Utah, Austin, and other parts of the country might be increasing in value still, but I seem to see signs of them topping. These regions were last to the game. It reminds me of the dot bomb crash. While the big caps were crashing, some of the second tier stocks went up for a period of time as people sold their losers and bought these stocks which were still going up. These temporary winning RE regions will crash too, just give it some time.

Anonymous said...

Wow Utah and Austin going up. LMAO. IT used to be California, Florida, NY, Mass, Chicago....now it's down to Utah and Austin. I think that might be a speed bump on the steep ride down the mountainside.

Anonymous said...

"Homebuilder stocks up 20% since Aug...."

In that case use everything down to your last dime and sell the shirt off your back and buy them.

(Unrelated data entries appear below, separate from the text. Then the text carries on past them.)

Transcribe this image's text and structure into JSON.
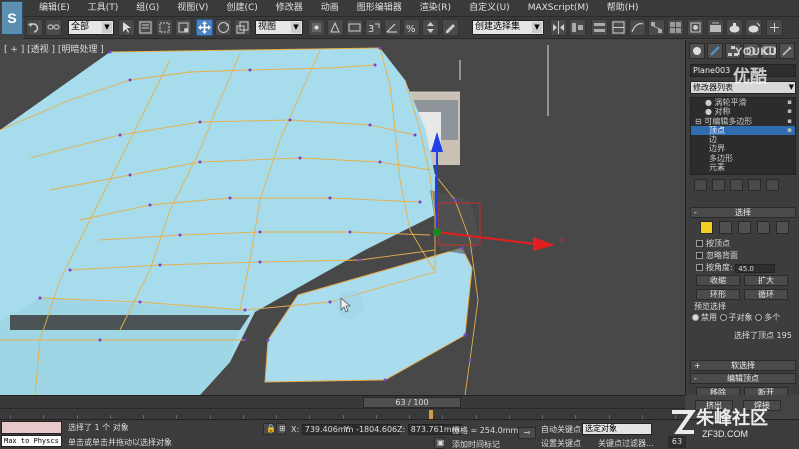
{
  "app": {
    "logo_letter": "S"
  },
  "menu": {
    "items": [
      "编辑(E)",
      "工具(T)",
      "组(G)",
      "视图(V)",
      "创建(C)",
      "修改器",
      "动画",
      "图形编辑器",
      "渲染(R)",
      "自定义(U)",
      "MAXScript(M)",
      "帮助(H)"
    ]
  },
  "toolbar": {
    "filter_select": "全部",
    "coord_select": "视图",
    "named_selection": "创建选择集"
  },
  "viewport": {
    "label": "[ + ] [透视 ] [明暗处理 ]",
    "colors": {
      "surface": "#a6dcec",
      "edge": "#e8b04a",
      "vertex": "#7a3fd8",
      "gizmo_x": "#e02020",
      "gizmo_z": "#1f3fe8",
      "gizmo_y": "#1a8a20"
    }
  },
  "panel": {
    "object_name": "Plane003",
    "modifier_list": "修改器列表",
    "stack": [
      {
        "label": "涡轮平滑",
        "indent": 1,
        "selected": false
      },
      {
        "label": "对称",
        "indent": 1,
        "selected": false
      },
      {
        "label": "可编辑多边形",
        "indent": 0,
        "selected": false
      },
      {
        "label": "顶点",
        "indent": 2,
        "selected": true
      },
      {
        "label": "边",
        "indent": 2,
        "selected": false
      },
      {
        "label": "边界",
        "indent": 2,
        "selected": false
      },
      {
        "label": "多边形",
        "indent": 2,
        "selected": false
      },
      {
        "label": "元素",
        "indent": 2,
        "selected": false
      }
    ],
    "selection_rollout": {
      "title": "选择",
      "by_vertex": "按顶点",
      "ignore_backfacing": "忽略背面",
      "by_angle": "按角度:",
      "angle_value": "45.0",
      "shrink": "收缩",
      "grow": "扩大",
      "ring": "环形",
      "loop": "循环",
      "preview_selection": "预览选择",
      "preview_off": "禁用",
      "preview_subobject": "子对象",
      "preview_multi": "多个",
      "selected_count": "选择了顶点 195"
    },
    "soft_selection": "软选择",
    "edit_vertices": "编辑顶点",
    "remove": "移除",
    "break": "断开",
    "extrude": "挤出",
    "weld": "焊接"
  },
  "timeline": {
    "frame": "63 / 100",
    "frame_current": 63,
    "frame_total": 100
  },
  "status": {
    "maxscript_line1": "",
    "maxscript_line2": "Max to Physcs !",
    "line1": "选择了 1 个 对象",
    "line2": "单击或单击并拖动以选择对象",
    "x_label": "X:",
    "x_value": "739.406mm",
    "y_label": "Y:",
    "y_value": "-1804.606",
    "z_label": "Z:",
    "z_value": "873.761mm",
    "grid": "栅格 = 254.0mm",
    "add_time_tag": "添加时间标记",
    "auto_key": "自动关键点",
    "set_key": "设置关键点",
    "selected_object": "选定对象",
    "key_filters": "关键点过滤器...",
    "frame_field": "63"
  },
  "watermarks": {
    "youku_en": "YOUKU",
    "youku_cn": "优酷",
    "zhufeng": "朱峰社区",
    "zhufeng_url": "ZF3D.COM"
  }
}
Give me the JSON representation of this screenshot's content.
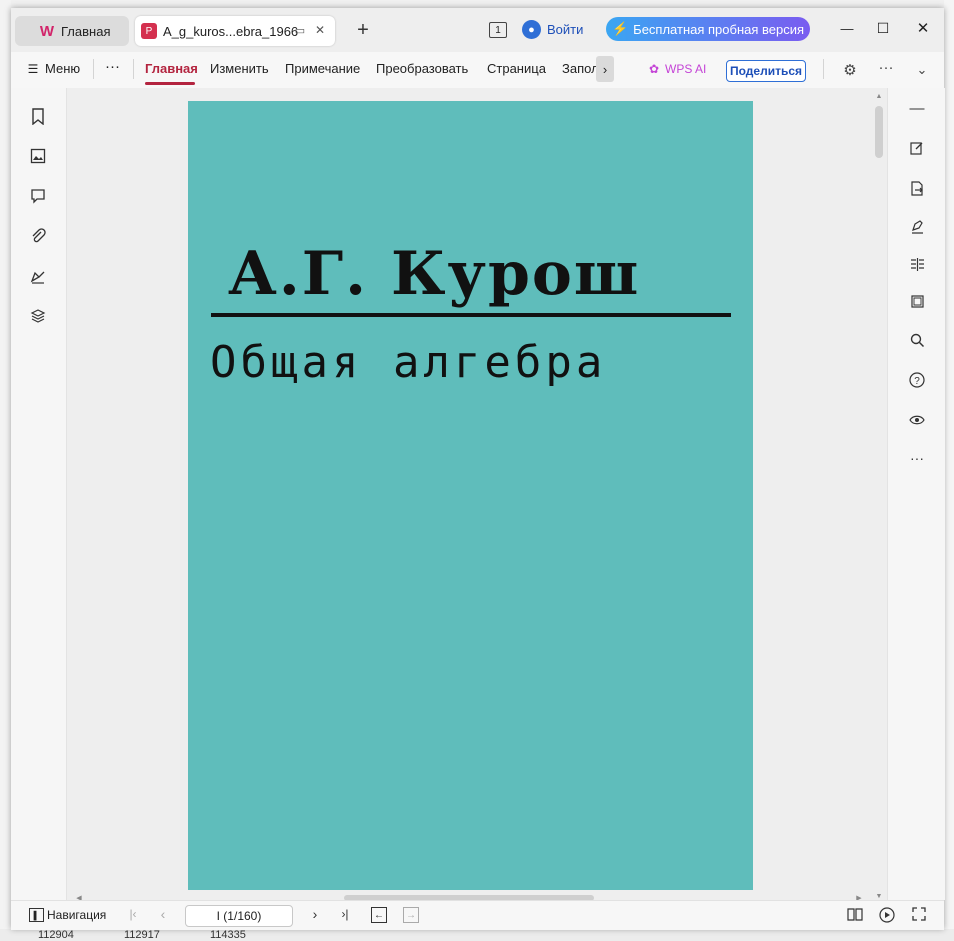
{
  "tabs": {
    "home_label": "Главная",
    "doc_label": "A_g_kuros...ebra_1966",
    "close": "✕",
    "new_tab": "+"
  },
  "titlebar": {
    "page_count_badge": "1",
    "login_label": "Войти",
    "trial_label": "Бесплатная пробная версия",
    "minimize": "—",
    "maximize": "☐",
    "close": "✕"
  },
  "toolbar": {
    "menu_label": "Меню",
    "more": "···",
    "items": [
      "Главная",
      "Изменить",
      "Примечание",
      "Преобразовать",
      "Страница",
      "Запол"
    ],
    "active_index": 0,
    "wps_ai_label": "WPS AI",
    "share_label": "Поделиться"
  },
  "document": {
    "author": "А.Г. Курош",
    "title": "Общая алгебра",
    "cover_color": "#5fbdbb"
  },
  "statusbar": {
    "nav_label": "Навигация",
    "page_input": "I (1/160)"
  },
  "background": {
    "bottom_numbers": [
      "112904",
      "112917",
      "114335"
    ]
  },
  "colors": {
    "accent": "#b3243f",
    "link_blue": "#2f6fd6"
  },
  "icons": {
    "left_rail": [
      "bookmark-icon",
      "image-icon",
      "comment-icon",
      "attachment-icon",
      "signature-icon",
      "layers-icon"
    ],
    "right_rail": [
      "collapse-icon",
      "edit-icon",
      "export-icon",
      "sign-pen-icon",
      "compare-icon",
      "crop-icon",
      "search-icon",
      "help-icon",
      "eye-icon",
      "more-icon"
    ]
  }
}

In 12 months you'll be sat on a beach in the Bahamas, sipping pina coladas, being waited on hand and foot without a care in the world.

Anonymous said...

I agree austin is topping. Inventory appears to slightly be increasing, but there are still some californians here buying. I don't understand how anyone could buy a "cash flow negative" rental property. There are some duplexes near us, that are in need of work, and they are listed around 400k. One of the "selling points" was that one unit was rented for 1100 a month. How does that make any sense at all? The taxes alone are about 6k a year on a property like that. You would be loosing a thousand a month, and have the stress of being a landlord also.

Anonymous said...

Give me a break on Utah and Austin, nothing big at all. Compared to the massive bubbles in the West, Florida and New England, they are pitifull, even though they have modestly risen, they have not stopped the tide of housing correction, when starts fall beyond 1,500, recession a cometh.